Hi,
I would be interested to see such functionality in the address lists.
/ip firewall address-list add list=hosts address=192.168.0.0/16 wildcard=255.255.10-20.255Only networks will be third octet is in the range of 10-20
/ip firewall address-list add list=hosts address=192.168.0.0/16 wildcard=255.255.0.10third octet 0-255 and fourth octet 10
/ip firewall address-list add list=hosts address=192.168.0.0/16 wildcard=255.255.255.10,15,20,30-35fourth octet 10 or 15 or 20 or in range 30-35
/ip firewall address-list add list=GOOGLE address=AS15169Dynamic address list, address from AS number
[admin@MT-AP-KIRILL-ROOM] /ip firewall address-list> pr
Flags: X - disabled, D - dynamic
LIST ADDRESS CREATION-TIME TIMEOUT
0 GOOGLE AS15169 apr/06/2019 01:07:35
1 D ;;; AS15169
GOOGLE 103.21.184.0/22 apr/06/2019 01:27:57
2 D ;;; AS15169
GOOGLE 103.227.68.0/22 apr/06/2019 01:27:57
3 D ;;; AS15169
GOOGLE 103.240.192.0/22 apr/06/2019 01:27:57
.......
/ip firewall address-list add list=mysite.com address=*.mysite.comwildcard or asterisk in all sub domain.
I know that you cannot get a list of sub domains, but if the router is a DNS server, it can find all such domains that are in the cache.
Splitting into ipv4 and ipv6 is needed due to the strange way RouterOS deals with IPv6.
Now this will turn them into .rsc files ready to import:
(echo "/ip firewall address-list {"; for prefix in $(whois -h whois.radb.net -- '-i origin AS15169' | grep ^route: | awk '{print $2}'| sort -u); do echo "add list=goog address=$prefix timeout=1d"; done; echo "}") > goog4.rsc
(echo "/ipv6 firewall address-list {"; for prefix in $(whois -h whois.radb.net -- '-i origin AS15169' | grep ^route6: | awk '{print $2}'| sort -u); do echo "add list=goog address=$prefix timeout=1d"; done; echo "}") >goog6.rsc
$ ls -l goog*
-rw-r--r-- 1 user user 345227 apr 7 08:25 goog4.rsc
-rw-r--r-- 1 user user 11439 apr 7 08:24 goog6.rsc
$ wc -l goog*.rsc
7146 goog4.rsc
225 goog6.rsc
7371 total
#...
$ scp goog6.rsc 192.168.88.1:
$ ssh 192.168.88.1 "/import goog6.rsc"
$ ssh 192.168.88.1 "/ipv6 firewall address-list print where list=goog"
Flags: X - disabled, D - dynamic
# LIST ADDRESS
0 D goo 2001:1900:2292::/48
1 D goo 2001:4860::/32
2 D goo 2401:fa00::/32
3 D goo 2401:fa00::/42
4 D goo 2401:fa00:4::/48
5 D goo 2404:6800::/32
6 D goo 2404:6800:4001::/48
(...)
Note that I only tested the ipv6 one, it is way smaller.

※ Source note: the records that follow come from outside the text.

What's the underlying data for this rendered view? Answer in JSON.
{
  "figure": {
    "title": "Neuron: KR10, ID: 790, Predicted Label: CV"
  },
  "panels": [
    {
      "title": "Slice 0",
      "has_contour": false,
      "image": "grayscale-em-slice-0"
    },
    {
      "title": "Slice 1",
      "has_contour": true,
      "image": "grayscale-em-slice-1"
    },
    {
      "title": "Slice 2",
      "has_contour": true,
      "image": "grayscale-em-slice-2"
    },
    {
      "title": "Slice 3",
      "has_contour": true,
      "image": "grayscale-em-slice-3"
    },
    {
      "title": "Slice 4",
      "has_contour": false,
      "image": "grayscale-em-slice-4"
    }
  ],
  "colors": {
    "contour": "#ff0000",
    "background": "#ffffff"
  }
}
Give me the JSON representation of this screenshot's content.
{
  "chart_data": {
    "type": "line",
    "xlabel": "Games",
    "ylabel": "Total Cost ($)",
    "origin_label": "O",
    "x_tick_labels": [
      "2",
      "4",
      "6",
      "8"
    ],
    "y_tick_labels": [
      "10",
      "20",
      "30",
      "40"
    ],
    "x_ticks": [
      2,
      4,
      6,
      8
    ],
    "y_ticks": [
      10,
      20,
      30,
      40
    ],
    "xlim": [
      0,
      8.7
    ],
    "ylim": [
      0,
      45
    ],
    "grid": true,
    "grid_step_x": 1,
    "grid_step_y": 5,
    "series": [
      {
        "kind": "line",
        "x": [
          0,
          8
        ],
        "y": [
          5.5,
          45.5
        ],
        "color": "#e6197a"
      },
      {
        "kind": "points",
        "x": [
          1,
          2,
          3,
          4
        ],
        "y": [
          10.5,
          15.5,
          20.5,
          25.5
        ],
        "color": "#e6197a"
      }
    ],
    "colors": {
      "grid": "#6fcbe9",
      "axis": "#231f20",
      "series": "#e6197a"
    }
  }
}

Also, I put a timeout so that the lists will go on RAM.
Note also that the IPv6 list will need deduplication. It contains separate sub-prefixes of a given prefix as can be seen in my example. For instance it contains 2401:fa00::/32, 2401:fa00::/42 and 2401:fa00:4::/48, all included in the first.
That’s awesome. It is a good start to making a script that could for example let Google or Facebook in a Walled Garden list or perhaps QoS rule or blocking. I wish I knew how to deduplicate it.
It would be great as an online script generator. I tested it and it seemed an effective way to block Facebook in my firewall.
When I tried ipv4 it was failing due to a duplicate, but changing sort → sort -u makes it load. I edited the post. Removing entries that fall "inside"other entries, though, is a non-trivial programming problem.